Various #’s: ethnic/street foods like tacos, tamales, Syrian food, poke, pho, Japanese food, naan, Filipino food, empanadas, frybread and octopus.  Most of these have already been around for a long time.  It’s almost as if the trend predictors are leading from behind, so to speak.  It’s a trend because they finally discovered it last year.

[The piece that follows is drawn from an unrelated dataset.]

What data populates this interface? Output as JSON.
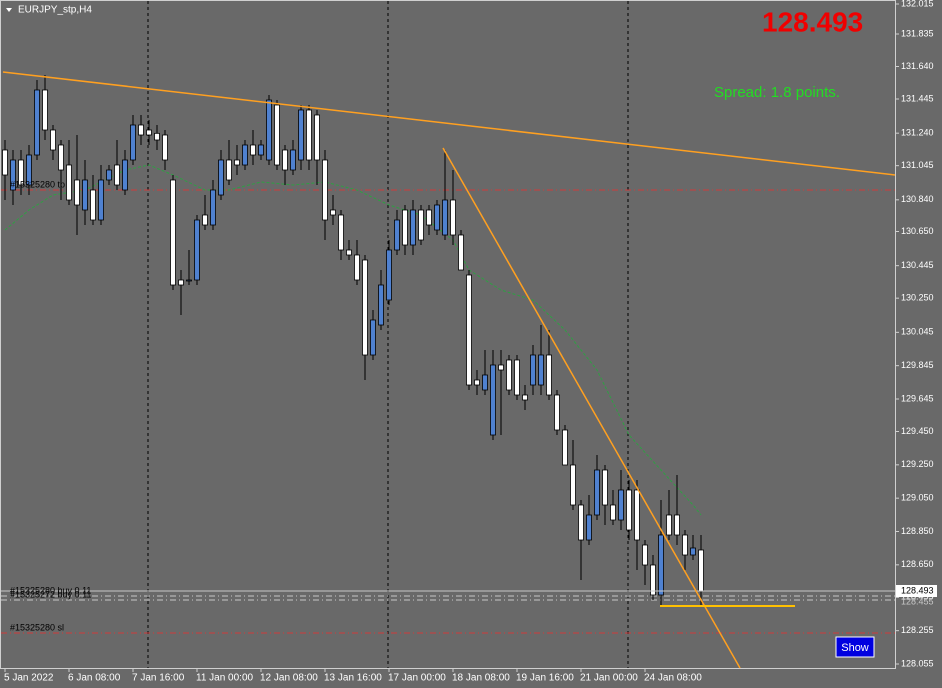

I’m guessing you won’t find octopus featured at any of those 2017 trendy “casual family dinners”, but tacos would be a great choice.  They’re easy to make and easy to customize to personal taste, plus everyone likes them, which is essential for family dinners.  Healthy?  Sure.  Soft shell tacos are lower calorie and easier to handle (they don’t crack and crumble like the hard shell ones).  Use refried beans, grated cheese, chopped fresh vegetables (tomatoes, lettuce, peppers), sautéed vegetables (potatoes, peppers) and salsa.  Optional: ground meat, which could be beef or turkey.  Since beef is now trendy, you’ve got 3 of the 2017 trends going for you at one meal.